I had meant to come down early, so we could walk around Brighton Beach and the Russian neighborhood there—Smoked fish and dried fruit and black tea, Peter had promised. Tall thin Russian mafiosa women in spike heels and cheap furs—but I hadn't realized that the B Line runs only on weekdays and so wasted half an hour sitting around the Prospect Park station for a train that never came. So we only walked down to the boardwalk and looked out at the sea combing into the shore, but the sky was cloudless and brilliant and the wind came off the sea and tore down the streets smelling of salt, and it was beautiful.

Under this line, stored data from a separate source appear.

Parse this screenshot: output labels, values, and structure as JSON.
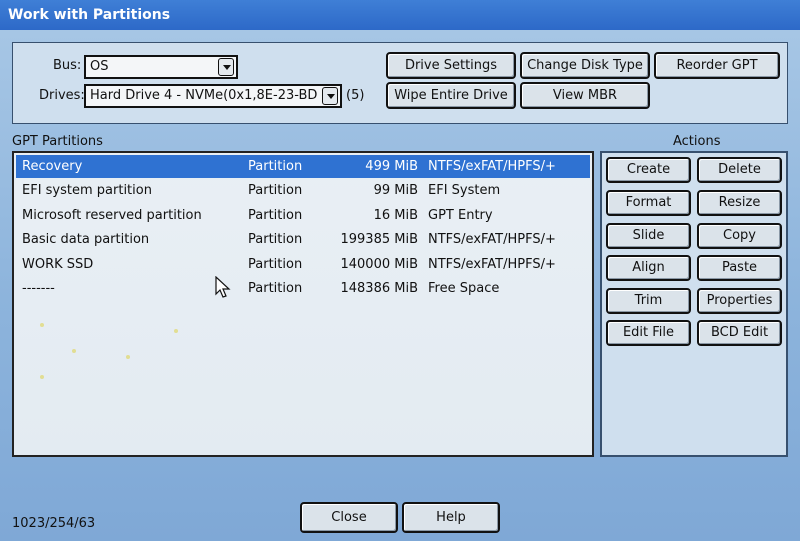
{
  "window": {
    "title": "Work with Partitions"
  },
  "bus": {
    "label": "Bus:",
    "value": "OS"
  },
  "drives": {
    "label": "Drives:",
    "value": "Hard Drive 4 - NVMe(0x1,8E-23-BD",
    "count": "(5)"
  },
  "top_buttons": {
    "drive_settings": "Drive Settings",
    "change_disk_type": "Change Disk Type",
    "reorder_gpt": "Reorder GPT",
    "wipe_entire_drive": "Wipe Entire Drive",
    "view_mbr": "View MBR"
  },
  "partitions": {
    "header": "GPT Partitions",
    "rows": [
      {
        "name": "Recovery",
        "type": "Partition",
        "size": "499 MiB",
        "fs": "NTFS/exFAT/HPFS/+"
      },
      {
        "name": "EFI system partition",
        "type": "Partition",
        "size": "99 MiB",
        "fs": "EFI System"
      },
      {
        "name": "Microsoft reserved partition",
        "type": "Partition",
        "size": "16 MiB",
        "fs": "GPT Entry"
      },
      {
        "name": "Basic data partition",
        "type": "Partition",
        "size": "199385 MiB",
        "fs": "NTFS/exFAT/HPFS/+"
      },
      {
        "name": "WORK SSD",
        "type": "Partition",
        "size": "140000 MiB",
        "fs": "NTFS/exFAT/HPFS/+"
      },
      {
        "name": "-------",
        "type": "Partition",
        "size": "148386 MiB",
        "fs": "Free Space"
      }
    ]
  },
  "actions": {
    "header": "Actions",
    "create": "Create",
    "delete": "Delete",
    "format": "Format",
    "resize": "Resize",
    "slide": "Slide",
    "copy": "Copy",
    "align": "Align",
    "paste": "Paste",
    "trim": "Trim",
    "properties": "Properties",
    "edit_file": "Edit File",
    "bcd_edit": "BCD Edit"
  },
  "footer": {
    "geometry": "1023/254/63",
    "close": "Close",
    "help": "Help"
  }
}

Somewhere in Brooklyn is still the pharmacy that my great-grandfather Bernie (of the story that [livejournal.com profile] gaudior had me tell) owned, where my grandmother played with beads of mercury as a child. I kept thinking Brighton Beach Memoirs. You could see Coney Island if you looked off to your right. Peter and Stephen were driving back to Vermont that night, so they agreed to give me a ride home to New Haven; and after the show, it was demonstrated to me that you can fit just about anything in the world into or on top of a Volvo station wagon, including (but not limited to) the entire set, five suitcases, a single tennis racquet, and an ironing board. We then promptly spent something like an hour in gridlocked traffic waiting to go over the Whitestone Bridge. But eventually we made it out onto the open highway, and listened to Carol Noonan, Déanta, and the Incredible String Band all the way here. (I suspect "Maya" makes much more sense if you've dropped acid first.) I had about as much space left for a seat as the room my laptop takes up on my desk, and bits of the set kept sliding over and trying to decapitate me when I was napping, but it was good.

I need to see more Gould & Stearns shows.

I need to visit Brighton Beach again.